Story for performance #588
webcast from Sydney at 08:03PM, 29 Jan 07

Under-bite. Under-bite and tight little lips. A black baseball cap with some corporate insignia. He leans into the wind. Holds his fists tight. Underbite thrust ahead. Sucking in air. Legs all pumping. He heads up the street. We lie in ambush. He turns the corner. Stones flying. Blam blam blam.

Constant change demands constant updates. And this just to hand: ‘Panic begins to set in with over-breathing’.

Everything got worse from that point. Lots of questions to answer. No real answers. They punched me in the stomach and knocked the air out of me. Then they gave me coffee. It was awful. But it was still satisfying to be doing something practical. You know what I mean?

In most cases panic sees an instant escalation of anxiety into terror. Overbreathing is a way to deal with the flight or fight response. Your body is made up of millions of cells. Haul in the air, oxygen sticks to the red blood cells, enabling it to be dragged around the anxious body.

‘I wanted to kill him’, I told them. They laughed.
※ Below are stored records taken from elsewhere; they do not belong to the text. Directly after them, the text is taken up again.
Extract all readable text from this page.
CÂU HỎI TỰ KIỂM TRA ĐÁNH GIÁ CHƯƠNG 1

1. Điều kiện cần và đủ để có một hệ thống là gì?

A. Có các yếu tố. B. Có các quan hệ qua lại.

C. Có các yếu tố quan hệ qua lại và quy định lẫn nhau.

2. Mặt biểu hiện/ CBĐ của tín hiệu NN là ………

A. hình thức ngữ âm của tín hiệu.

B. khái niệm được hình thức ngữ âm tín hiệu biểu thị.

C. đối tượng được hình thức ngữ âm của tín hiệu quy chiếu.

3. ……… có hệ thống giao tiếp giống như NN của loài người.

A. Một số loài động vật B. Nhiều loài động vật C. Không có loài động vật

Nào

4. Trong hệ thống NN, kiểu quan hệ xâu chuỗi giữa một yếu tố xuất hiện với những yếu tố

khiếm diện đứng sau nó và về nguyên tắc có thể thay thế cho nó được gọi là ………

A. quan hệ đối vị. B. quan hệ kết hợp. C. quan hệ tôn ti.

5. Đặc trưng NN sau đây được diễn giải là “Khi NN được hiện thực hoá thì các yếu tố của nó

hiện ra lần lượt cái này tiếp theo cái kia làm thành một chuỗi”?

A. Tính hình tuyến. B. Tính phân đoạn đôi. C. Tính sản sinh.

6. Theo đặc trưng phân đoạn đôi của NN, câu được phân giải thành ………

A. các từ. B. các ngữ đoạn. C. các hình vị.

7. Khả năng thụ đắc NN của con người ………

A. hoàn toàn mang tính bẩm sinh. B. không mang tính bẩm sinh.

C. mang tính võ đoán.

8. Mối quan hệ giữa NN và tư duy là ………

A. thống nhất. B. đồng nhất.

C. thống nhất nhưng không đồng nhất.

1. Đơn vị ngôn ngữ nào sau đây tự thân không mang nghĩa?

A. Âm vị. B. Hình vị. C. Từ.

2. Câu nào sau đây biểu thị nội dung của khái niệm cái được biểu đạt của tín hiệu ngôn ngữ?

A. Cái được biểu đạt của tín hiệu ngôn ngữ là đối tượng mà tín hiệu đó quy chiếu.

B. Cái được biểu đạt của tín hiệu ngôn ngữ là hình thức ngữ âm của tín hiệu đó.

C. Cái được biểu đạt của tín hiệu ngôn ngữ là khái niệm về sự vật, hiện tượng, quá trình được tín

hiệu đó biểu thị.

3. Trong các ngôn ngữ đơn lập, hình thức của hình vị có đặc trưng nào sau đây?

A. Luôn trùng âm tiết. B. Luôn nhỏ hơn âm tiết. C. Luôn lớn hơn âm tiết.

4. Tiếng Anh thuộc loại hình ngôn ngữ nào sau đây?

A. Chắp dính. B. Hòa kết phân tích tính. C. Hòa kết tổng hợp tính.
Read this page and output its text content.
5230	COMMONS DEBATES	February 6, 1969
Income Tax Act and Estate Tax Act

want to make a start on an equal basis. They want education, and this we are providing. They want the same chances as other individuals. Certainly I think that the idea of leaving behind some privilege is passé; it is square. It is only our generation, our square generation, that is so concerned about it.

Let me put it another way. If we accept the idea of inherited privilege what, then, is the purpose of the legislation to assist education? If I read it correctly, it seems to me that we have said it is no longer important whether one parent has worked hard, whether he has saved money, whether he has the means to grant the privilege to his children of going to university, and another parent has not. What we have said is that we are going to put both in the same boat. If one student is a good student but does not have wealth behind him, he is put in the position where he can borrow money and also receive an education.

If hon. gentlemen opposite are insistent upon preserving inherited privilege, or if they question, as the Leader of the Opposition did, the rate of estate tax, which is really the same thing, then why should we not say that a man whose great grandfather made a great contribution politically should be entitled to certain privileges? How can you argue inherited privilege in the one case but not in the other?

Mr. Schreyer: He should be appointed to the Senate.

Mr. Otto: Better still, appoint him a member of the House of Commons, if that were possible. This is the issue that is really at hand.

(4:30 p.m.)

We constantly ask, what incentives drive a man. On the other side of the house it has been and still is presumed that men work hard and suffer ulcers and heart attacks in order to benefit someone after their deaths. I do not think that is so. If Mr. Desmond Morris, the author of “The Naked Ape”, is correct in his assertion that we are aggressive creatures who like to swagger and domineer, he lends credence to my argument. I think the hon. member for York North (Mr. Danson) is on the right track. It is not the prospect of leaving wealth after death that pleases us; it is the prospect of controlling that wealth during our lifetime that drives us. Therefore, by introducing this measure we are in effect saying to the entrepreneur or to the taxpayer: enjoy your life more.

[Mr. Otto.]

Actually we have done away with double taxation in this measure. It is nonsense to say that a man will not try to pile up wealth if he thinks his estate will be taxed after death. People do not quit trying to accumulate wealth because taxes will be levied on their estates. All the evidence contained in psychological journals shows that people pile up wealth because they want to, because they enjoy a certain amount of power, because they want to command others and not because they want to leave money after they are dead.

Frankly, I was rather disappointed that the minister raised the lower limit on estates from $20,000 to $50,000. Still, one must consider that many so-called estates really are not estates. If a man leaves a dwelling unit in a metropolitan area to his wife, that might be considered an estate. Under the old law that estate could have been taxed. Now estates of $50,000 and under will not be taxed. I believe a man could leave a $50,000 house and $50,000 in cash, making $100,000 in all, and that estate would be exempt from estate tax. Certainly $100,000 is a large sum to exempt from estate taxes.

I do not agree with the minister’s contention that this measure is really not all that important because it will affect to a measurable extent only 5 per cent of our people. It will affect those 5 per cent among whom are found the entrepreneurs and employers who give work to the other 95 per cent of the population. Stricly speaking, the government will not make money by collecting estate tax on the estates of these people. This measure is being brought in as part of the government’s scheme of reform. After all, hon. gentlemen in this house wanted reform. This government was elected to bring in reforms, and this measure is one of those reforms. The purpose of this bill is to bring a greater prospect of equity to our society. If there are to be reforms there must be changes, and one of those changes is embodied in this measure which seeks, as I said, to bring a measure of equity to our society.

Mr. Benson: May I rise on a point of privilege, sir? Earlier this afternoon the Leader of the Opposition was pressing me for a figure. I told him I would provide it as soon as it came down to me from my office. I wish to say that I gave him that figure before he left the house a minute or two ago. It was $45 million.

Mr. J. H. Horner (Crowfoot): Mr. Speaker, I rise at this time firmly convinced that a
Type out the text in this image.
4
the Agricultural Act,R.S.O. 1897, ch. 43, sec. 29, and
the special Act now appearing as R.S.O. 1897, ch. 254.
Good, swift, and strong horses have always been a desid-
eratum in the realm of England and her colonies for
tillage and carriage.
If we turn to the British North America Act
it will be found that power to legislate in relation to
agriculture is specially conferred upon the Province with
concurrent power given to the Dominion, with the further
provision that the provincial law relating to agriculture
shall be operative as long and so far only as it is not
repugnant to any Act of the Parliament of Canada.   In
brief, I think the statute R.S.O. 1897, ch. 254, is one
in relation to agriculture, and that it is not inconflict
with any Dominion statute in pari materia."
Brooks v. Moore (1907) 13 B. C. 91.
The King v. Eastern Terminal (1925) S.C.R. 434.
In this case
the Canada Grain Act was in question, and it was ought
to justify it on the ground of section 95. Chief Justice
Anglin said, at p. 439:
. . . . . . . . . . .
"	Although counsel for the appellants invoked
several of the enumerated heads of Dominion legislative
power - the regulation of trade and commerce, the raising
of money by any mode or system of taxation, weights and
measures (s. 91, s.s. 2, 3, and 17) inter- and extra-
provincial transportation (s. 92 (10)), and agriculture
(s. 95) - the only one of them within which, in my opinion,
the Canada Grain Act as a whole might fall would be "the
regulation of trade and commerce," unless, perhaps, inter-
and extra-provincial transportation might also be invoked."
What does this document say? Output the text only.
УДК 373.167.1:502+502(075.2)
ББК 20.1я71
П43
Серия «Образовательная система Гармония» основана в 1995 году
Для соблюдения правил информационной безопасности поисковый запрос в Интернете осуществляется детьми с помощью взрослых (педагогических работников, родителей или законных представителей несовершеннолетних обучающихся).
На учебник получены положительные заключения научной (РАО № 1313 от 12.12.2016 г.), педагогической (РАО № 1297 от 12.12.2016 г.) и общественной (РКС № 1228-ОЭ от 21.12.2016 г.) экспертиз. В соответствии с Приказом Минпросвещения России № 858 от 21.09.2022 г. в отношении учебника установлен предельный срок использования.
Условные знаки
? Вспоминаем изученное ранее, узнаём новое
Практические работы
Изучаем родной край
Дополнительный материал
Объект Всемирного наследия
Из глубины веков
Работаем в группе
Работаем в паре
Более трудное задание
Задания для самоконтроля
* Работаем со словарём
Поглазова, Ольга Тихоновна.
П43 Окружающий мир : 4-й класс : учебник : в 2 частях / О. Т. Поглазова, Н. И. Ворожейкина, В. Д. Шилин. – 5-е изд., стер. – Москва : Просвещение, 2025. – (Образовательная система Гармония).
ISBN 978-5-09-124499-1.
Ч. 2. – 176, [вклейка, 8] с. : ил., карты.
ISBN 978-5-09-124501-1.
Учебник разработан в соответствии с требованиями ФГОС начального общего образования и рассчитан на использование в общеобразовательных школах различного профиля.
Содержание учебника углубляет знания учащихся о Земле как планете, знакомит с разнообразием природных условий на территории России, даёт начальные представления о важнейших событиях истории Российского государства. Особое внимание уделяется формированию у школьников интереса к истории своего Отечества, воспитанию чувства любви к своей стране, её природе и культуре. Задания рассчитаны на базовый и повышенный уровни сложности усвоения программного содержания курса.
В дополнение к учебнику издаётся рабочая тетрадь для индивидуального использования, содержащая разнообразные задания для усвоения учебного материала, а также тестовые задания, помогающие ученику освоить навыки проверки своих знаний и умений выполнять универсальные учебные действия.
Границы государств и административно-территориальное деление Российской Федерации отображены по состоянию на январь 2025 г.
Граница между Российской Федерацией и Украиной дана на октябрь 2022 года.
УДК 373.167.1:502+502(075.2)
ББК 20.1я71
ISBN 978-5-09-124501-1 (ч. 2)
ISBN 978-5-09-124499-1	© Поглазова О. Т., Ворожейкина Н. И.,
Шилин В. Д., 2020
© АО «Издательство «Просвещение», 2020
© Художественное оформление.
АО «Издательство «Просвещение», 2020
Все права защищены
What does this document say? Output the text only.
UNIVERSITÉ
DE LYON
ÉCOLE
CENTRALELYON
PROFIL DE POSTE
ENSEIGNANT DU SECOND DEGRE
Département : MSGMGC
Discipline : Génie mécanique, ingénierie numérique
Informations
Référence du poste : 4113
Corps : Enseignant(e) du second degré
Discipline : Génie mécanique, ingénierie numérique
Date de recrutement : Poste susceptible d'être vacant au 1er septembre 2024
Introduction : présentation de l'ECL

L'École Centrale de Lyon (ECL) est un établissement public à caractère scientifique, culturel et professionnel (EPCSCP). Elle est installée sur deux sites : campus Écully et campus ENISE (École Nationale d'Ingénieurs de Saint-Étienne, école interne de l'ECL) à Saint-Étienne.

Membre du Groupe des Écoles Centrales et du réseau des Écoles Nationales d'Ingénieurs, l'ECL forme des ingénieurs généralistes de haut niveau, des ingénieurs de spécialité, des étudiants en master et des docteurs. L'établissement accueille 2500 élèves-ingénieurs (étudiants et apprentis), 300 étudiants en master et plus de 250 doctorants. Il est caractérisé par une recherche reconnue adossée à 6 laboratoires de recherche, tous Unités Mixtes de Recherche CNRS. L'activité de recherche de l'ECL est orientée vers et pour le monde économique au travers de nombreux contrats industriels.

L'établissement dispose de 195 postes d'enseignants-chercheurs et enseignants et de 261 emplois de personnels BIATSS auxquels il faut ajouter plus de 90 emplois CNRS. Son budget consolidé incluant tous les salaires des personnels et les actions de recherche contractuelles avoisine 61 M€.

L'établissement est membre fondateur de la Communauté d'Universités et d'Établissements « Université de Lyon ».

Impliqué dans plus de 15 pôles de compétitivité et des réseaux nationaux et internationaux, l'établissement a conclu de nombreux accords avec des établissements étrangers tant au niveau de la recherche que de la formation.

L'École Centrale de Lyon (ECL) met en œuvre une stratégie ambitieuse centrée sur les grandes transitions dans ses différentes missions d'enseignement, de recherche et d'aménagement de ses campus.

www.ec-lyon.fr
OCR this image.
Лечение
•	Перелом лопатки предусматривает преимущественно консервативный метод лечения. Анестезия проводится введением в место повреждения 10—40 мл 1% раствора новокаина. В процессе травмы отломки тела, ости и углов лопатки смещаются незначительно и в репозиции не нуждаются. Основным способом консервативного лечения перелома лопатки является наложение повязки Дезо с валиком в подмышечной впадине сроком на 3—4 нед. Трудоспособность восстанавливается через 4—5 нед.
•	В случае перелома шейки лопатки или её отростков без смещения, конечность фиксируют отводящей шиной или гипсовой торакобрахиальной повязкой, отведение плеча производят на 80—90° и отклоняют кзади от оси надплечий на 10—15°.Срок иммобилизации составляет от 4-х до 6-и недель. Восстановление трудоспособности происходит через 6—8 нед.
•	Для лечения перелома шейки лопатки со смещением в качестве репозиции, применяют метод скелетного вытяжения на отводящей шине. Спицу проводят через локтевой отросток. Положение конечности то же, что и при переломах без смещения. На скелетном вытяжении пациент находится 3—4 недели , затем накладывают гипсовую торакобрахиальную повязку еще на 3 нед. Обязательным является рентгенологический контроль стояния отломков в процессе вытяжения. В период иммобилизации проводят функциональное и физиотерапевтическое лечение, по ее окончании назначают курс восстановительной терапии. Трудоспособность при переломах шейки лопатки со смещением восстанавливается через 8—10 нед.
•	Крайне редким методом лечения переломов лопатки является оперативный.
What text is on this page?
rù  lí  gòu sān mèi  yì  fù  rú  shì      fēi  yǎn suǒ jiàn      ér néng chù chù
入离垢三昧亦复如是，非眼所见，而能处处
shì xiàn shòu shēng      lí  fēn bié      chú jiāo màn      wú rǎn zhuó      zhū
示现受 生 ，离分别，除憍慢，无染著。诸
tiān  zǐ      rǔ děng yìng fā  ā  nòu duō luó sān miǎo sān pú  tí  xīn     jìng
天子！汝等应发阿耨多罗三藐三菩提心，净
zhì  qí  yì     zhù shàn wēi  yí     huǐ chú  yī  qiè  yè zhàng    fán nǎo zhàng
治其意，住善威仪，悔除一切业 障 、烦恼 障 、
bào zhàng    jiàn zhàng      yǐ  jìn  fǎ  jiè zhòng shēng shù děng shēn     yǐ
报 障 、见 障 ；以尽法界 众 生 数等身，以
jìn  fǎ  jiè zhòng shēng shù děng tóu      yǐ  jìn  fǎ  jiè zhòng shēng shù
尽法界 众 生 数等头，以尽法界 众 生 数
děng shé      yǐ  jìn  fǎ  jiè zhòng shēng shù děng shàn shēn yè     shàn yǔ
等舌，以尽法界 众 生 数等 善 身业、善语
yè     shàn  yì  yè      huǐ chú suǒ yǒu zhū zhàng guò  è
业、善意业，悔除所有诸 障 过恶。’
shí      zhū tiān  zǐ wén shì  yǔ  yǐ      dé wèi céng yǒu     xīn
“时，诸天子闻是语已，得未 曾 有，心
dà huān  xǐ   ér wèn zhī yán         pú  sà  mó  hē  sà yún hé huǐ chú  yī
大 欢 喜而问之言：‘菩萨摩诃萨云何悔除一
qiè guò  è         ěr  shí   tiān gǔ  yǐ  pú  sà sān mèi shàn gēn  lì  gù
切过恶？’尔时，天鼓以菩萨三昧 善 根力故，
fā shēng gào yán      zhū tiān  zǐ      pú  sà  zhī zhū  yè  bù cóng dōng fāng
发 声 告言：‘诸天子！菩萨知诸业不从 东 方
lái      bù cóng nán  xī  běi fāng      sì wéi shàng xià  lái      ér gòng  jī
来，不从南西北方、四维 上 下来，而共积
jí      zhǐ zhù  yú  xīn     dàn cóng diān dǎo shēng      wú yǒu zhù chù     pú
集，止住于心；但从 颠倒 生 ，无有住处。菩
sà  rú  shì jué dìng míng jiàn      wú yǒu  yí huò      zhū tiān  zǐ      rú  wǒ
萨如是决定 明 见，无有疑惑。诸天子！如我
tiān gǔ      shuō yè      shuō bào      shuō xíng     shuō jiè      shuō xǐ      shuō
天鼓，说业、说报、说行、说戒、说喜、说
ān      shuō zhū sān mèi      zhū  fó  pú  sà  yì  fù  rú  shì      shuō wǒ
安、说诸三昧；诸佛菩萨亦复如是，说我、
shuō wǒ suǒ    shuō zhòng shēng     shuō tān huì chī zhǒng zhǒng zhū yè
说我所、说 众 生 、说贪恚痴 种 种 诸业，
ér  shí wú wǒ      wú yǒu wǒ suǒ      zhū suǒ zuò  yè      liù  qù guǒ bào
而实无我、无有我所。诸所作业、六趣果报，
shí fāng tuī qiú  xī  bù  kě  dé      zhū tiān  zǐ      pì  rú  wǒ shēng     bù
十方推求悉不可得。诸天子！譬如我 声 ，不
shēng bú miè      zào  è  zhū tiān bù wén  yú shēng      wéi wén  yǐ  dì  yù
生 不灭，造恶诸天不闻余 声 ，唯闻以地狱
Overbreathing is unpleasant, the racing heart or chest pain may be taken as a sign of a stroke or a heart attack.

In the last hour of official meetings I found myself sharing a cigarette with a young delegate from a country which is technically at war with my own.

‘I’d like to visit your country,’ I said.

She smiled and we got back to talking about the trees which line the road to the parliament. Poplars.

But then once oxygen is used up, carbon dioxide is produced. Carbon dioxide makes red blood cells less sticky and so oxygen becomes unstuck. Weirdly, by breathing in more oxygen and breathing out more carbon dioxide you cut the amount of oxygen reaching the blood cells.

‘No really, I would,’ I say as we prepare to part company. ‘I’ve never been there but I know it’s a place of great beauty’.

She shrugs, we shake hands, exchange cards, bid each other farewell.

A person who is afraid of shaking in public will become anxious when the muscles tense and shake. Anxiety is mostly felt in the chest.

After the meeting I travel across town to visit an elderly uncle. He’s recently gone into a retirement home. Or is it a ‘rest home’? I’m not sure now that I come to think of it.

An ‘old folk’s home’? It’s not a ‘village’. The village is further up the street, next to the Quaker Settlement where old ‘friends’ live out their days tending vegetables and discussing world peace.

Also this overbreathing is causing blood vessels to shrink. The oxygen released has to travel further from the blood to the cells. So oxygen is now not reaching the cells of your body or your brain.

The village is for ‘independent seniors’. Uncle S isn’t independent. He’s barely mobile these days and spends most of his time in bed in the hospital wing of the home. I take him a monster box of chocolates which means he has little time to complain about his various ailments and we sit for long periods of silence. I listen to his breathing, look at his chest, so wrinkled.

Overbreathing. Panic. Dizziness. Light-headedness. Feelings of unreality. Hot, sweaty, flushed. The second stages of overbreathing: dizziness and nausea, choking as the throat closes, muscle paralysis, blackouts.

I say, finally, ‘Write down my words you pigs. I don’t want to waste my breath on you.’

Adapted for performance by Barbara Campbell from a story by Laurence Dowse.